21. Although the Regional Director has not raised any objection to the proposed Scheme, but in para 8 of his report he has stated that the Board of Directors of the petitioner companies have approved the proposed Scheme in their meetings held on 24.11.2014. Accordingly, in terms of provisions of Section 117(3) read with 179(3) of the Companies Act, 2013, the companies are required to file such resolution (e-form MGT-14) with the ROC within 30 days of passing the resolutions whereas none of the companies have filed the said resolutions so far thereby prima facie violated the provisions of Section 117(3) of the Companies Act, 2013.
22. In response to the aforesaid observation of the Regional Director, the petitioner companies in the affidavits dated 19th January, 2016 of Mr.Suresh Kumar, Director the transferor company no. 1 and the transferee company and Mr. Praveen Kumar, Director of the transferor companies no. 2 & 3 have submitted that the petitioner companies have already filed the necessary e-form MGT-14 on 22.12.2014. Copies of the said forms evidencing filing of e-form MGT-14 have also been placed on record. In view of the above, the observation made by the Regional Director stands satisfied.
23. No objection has been received to the Scheme of Amalgamation from any other party. The petitioner companies, in the affidavits dated 31st October, 2015 of Mr. Suresh Kumar, Director the transferor company no. 1 and the transferee company and Mr. Praveen Kumar, Director of the transferor companies no. 2 & 3 have submitted that neither the petitioner companies nor their counsel have received any objection pursuant to the citations published in the newspapers on 23rd May, 2015.
24. Considering the approval accorded by the equity shareholders and creditors of the petitioner companies to the proposed Scheme of Amalgamation and the affidavits filed by the Regional Director, Northern Region not raising any objection to the proposed Scheme of Amalgamation and there being no surviving objection to the same by the Official Liquidator, there appears to be no impediment to the grant of sanction to the Scheme of Amalgamation. Consequently, sanction is hereby granted to the Scheme of Amalgamation under Sections 391 and 394 of the Companies Act, 1956. The petitioner companies will comply with the statutory requirements in accordance with law. Certified copy of this order be filed with the Registrar of Companies within 30 days. It is also clarified that this order will not be construed as an order granting exemption from payment of stamp duty as payable in accordance with law. Upon the sanction becoming effective from the appointed date of Amalgamation, i.e. 1st April, 2014, the transferor companies no 1 to 3 shall stand dissolved without undergoing the process of winding up.

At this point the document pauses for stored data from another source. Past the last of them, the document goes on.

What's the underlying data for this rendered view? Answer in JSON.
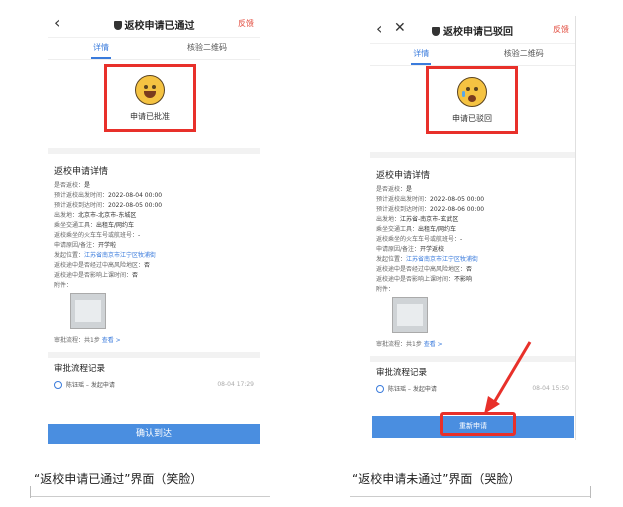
{
  "left": {
    "nav": {
      "back": "‹",
      "title": "返校申请已通过",
      "feedback": "反馈"
    },
    "tabs": [
      "详情",
      "核验二维码"
    ],
    "status": {
      "face": "smile-face-icon",
      "label": "申请已批准"
    },
    "section_title": "返校申请详情",
    "rows": [
      {
        "k": "是否返校：",
        "v": "是"
      },
      {
        "k": "预计返校出发时间：",
        "v": "2022-08-04 00:00"
      },
      {
        "k": "预计返校到达时间：",
        "v": "2022-08-05 00:00"
      },
      {
        "k": "出发地：",
        "v": "北京市-北京市-东城区"
      },
      {
        "k": "乘坐交通工具：",
        "v": "出租车/网约车"
      },
      {
        "k": "返校乘坐的火车车号或航班号：",
        "v": "-"
      },
      {
        "k": "申请原因/备注：",
        "v": "开学啦"
      },
      {
        "k": "发起位置：",
        "v": "江苏省南京市江宁区牧浦街",
        "link": true
      },
      {
        "k": "返校途中是否经过中高风险地区：",
        "v": "否"
      },
      {
        "k": "返校途中是否影响上课时间：",
        "v": "否"
      },
      {
        "k": "附件：",
        "v": ""
      }
    ],
    "approve": {
      "text": "审批流程：共1步",
      "link": "查看 >"
    },
    "flow_title": "审批流程记录",
    "flow_item": {
      "name": "陈钰瑶 – 发起申请",
      "time": "08-04 17:29"
    },
    "button": "确认到达"
  },
  "right": {
    "nav": {
      "back": "‹",
      "close": "✕",
      "title": "返校申请已驳回",
      "feedback": "反馈"
    },
    "tabs": [
      "详情",
      "核验二维码"
    ],
    "status": {
      "face": "crying-face-icon",
      "label": "申请已驳回"
    },
    "section_title": "返校申请详情",
    "rows": [
      {
        "k": "是否返校：",
        "v": "是"
      },
      {
        "k": "预计返校出发时间：",
        "v": "2022-08-05 00:00"
      },
      {
        "k": "预计返校到达时间：",
        "v": "2022-08-06 00:00"
      },
      {
        "k": "出发地：",
        "v": "江苏省-南京市-玄武区"
      },
      {
        "k": "乘坐交通工具：",
        "v": "出租车/网约车"
      },
      {
        "k": "返校乘坐的火车车号或航班号：",
        "v": "-"
      },
      {
        "k": "申请原因/备注：",
        "v": "开学返校"
      },
      {
        "k": "发起位置：",
        "v": "江苏省南京市江宁区牧浦街",
        "link": true
      },
      {
        "k": "返校途中是否经过中高风险地区：",
        "v": "否"
      },
      {
        "k": "返校途中是否影响上课时间：",
        "v": "不影响"
      },
      {
        "k": "附件：",
        "v": ""
      }
    ],
    "approve": {
      "text": "审批流程：共1步",
      "link": "查看 >"
    },
    "flow_title": "审批流程记录",
    "flow_item": {
      "name": "陈钰瑶 – 发起申请",
      "time": "08-04 15:50"
    },
    "button": "重新申请"
  },
  "captions": {
    "left": "“返校申请已通过”界面（笑脸）",
    "right": "“返校申请未通过”界面（哭脸）"
  },
  "colors": {
    "accent": "#3a7bdc",
    "alert": "#e8302a",
    "button": "#4a8ee0"
  }
}
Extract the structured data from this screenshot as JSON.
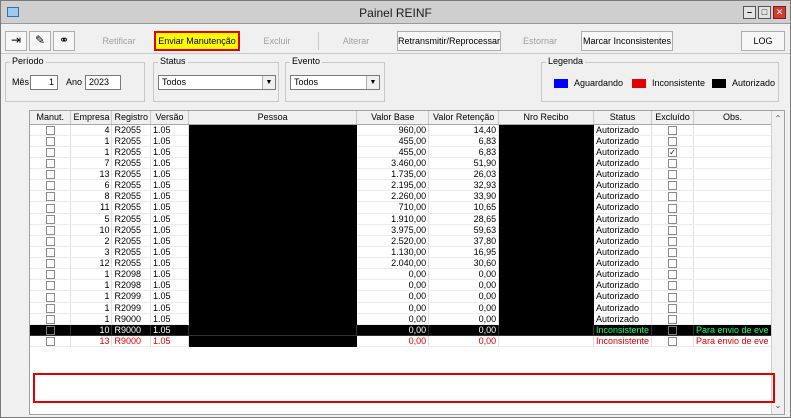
{
  "window": {
    "title": "Painel REINF"
  },
  "toolbar": {
    "retificar": "Retificar",
    "enviar": "Enviar Manutenção",
    "excluir": "Excluir",
    "alterar": "Alterar",
    "retransmitir": "Retransmitir/Reprocessar",
    "estornar": "Estornar",
    "marcar": "Marcar Inconsistentes",
    "log": "LOG"
  },
  "filters": {
    "periodo_label": "Período",
    "mes_label": "Mês",
    "mes_value": "1",
    "ano_label": "Ano",
    "ano_value": "2023",
    "status_label": "Status",
    "status_value": "Todos",
    "evento_label": "Evento",
    "evento_value": "Todos"
  },
  "legend": {
    "title": "Legenda",
    "items": [
      {
        "label": "Aguardando",
        "color": "#0000ff"
      },
      {
        "label": "Inconsistente",
        "color": "#e00000"
      },
      {
        "label": "Autorizado",
        "color": "#000000"
      }
    ]
  },
  "grid": {
    "columns": [
      "Manut.",
      "Empresa",
      "Registro",
      "Versão",
      "Pessoa",
      "Valor Base",
      "Valor Retenção",
      "Nro Recibo",
      "Status",
      "Excluído",
      "Obs."
    ],
    "rows": [
      {
        "empresa": "4",
        "registro": "R2055",
        "versao": "1.05",
        "base": "960,00",
        "retencao": "14,40",
        "status": "Autorizado",
        "excluido": false,
        "obs": ""
      },
      {
        "empresa": "1",
        "registro": "R2055",
        "versao": "1.05",
        "base": "455,00",
        "retencao": "6,83",
        "status": "Autorizado",
        "excluido": false,
        "obs": ""
      },
      {
        "empresa": "1",
        "registro": "R2055",
        "versao": "1.05",
        "base": "455,00",
        "retencao": "6,83",
        "status": "Autorizado",
        "excluido": true,
        "obs": ""
      },
      {
        "empresa": "7",
        "registro": "R2055",
        "versao": "1.05",
        "base": "3.460,00",
        "retencao": "51,90",
        "status": "Autorizado",
        "excluido": false,
        "obs": ""
      },
      {
        "empresa": "13",
        "registro": "R2055",
        "versao": "1.05",
        "base": "1.735,00",
        "retencao": "26,03",
        "status": "Autorizado",
        "excluido": false,
        "obs": ""
      },
      {
        "empresa": "6",
        "registro": "R2055",
        "versao": "1.05",
        "base": "2.195,00",
        "retencao": "32,93",
        "status": "Autorizado",
        "excluido": false,
        "obs": ""
      },
      {
        "empresa": "8",
        "registro": "R2055",
        "versao": "1.05",
        "base": "2.260,00",
        "retencao": "33,90",
        "status": "Autorizado",
        "excluido": false,
        "obs": ""
      },
      {
        "empresa": "11",
        "registro": "R2055",
        "versao": "1.05",
        "base": "710,00",
        "retencao": "10,65",
        "status": "Autorizado",
        "excluido": false,
        "obs": ""
      },
      {
        "empresa": "5",
        "registro": "R2055",
        "versao": "1.05",
        "base": "1.910,00",
        "retencao": "28,65",
        "status": "Autorizado",
        "excluido": false,
        "obs": ""
      },
      {
        "empresa": "10",
        "registro": "R2055",
        "versao": "1.05",
        "base": "3.975,00",
        "retencao": "59,63",
        "status": "Autorizado",
        "excluido": false,
        "obs": ""
      },
      {
        "empresa": "2",
        "registro": "R2055",
        "versao": "1.05",
        "base": "2.520,00",
        "retencao": "37,80",
        "status": "Autorizado",
        "excluido": false,
        "obs": ""
      },
      {
        "empresa": "3",
        "registro": "R2055",
        "versao": "1.05",
        "base": "1.130,00",
        "retencao": "16,95",
        "status": "Autorizado",
        "excluido": false,
        "obs": ""
      },
      {
        "empresa": "12",
        "registro": "R2055",
        "versao": "1.05",
        "base": "2.040,00",
        "retencao": "30,60",
        "status": "Autorizado",
        "excluido": false,
        "obs": ""
      },
      {
        "empresa": "1",
        "registro": "R2098",
        "versao": "1.05",
        "base": "0,00",
        "retencao": "0,00",
        "status": "Autorizado",
        "excluido": false,
        "obs": ""
      },
      {
        "empresa": "1",
        "registro": "R2098",
        "versao": "1.05",
        "base": "0,00",
        "retencao": "0,00",
        "status": "Autorizado",
        "excluido": false,
        "obs": ""
      },
      {
        "empresa": "1",
        "registro": "R2099",
        "versao": "1.05",
        "base": "0,00",
        "retencao": "0,00",
        "status": "Autorizado",
        "excluido": false,
        "obs": ""
      },
      {
        "empresa": "1",
        "registro": "R2099",
        "versao": "1.05",
        "base": "0,00",
        "retencao": "0,00",
        "status": "Autorizado",
        "excluido": false,
        "obs": ""
      },
      {
        "empresa": "1",
        "registro": "R9000",
        "versao": "1.05",
        "base": "0,00",
        "retencao": "0,00",
        "status": "Autorizado",
        "excluido": false,
        "obs": ""
      },
      {
        "empresa": "10",
        "registro": "R9000",
        "versao": "1.05",
        "base": "0,00",
        "retencao": "0,00",
        "status": "Inconsistente",
        "excluido": false,
        "obs": "Para envio de eve",
        "style": "selected"
      },
      {
        "empresa": "13",
        "registro": "R9000",
        "versao": "1.05",
        "base": "0,00",
        "retencao": "0,00",
        "status": "Inconsistente",
        "excluido": false,
        "obs": "Para envio de eve",
        "style": "inconsistent"
      }
    ]
  }
}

25. Learned counsel for the Official Liquidator prays that costs of at least Rs.1,50,000/- should be paid by the petitioners keeping in view the fact that the matter has involved examination of extensive records and also prioritized hearings. Learned counsel for the petitioner company states that the same is acceptable to him. As already directed vide order dated 16.05.2016, the petitioners shall deposit a sum of Rs.1,50,000/- by way of costs with the Common Pool Fund of the Official Liquidator.
26. The petition is allowed in the above terms. Dasti.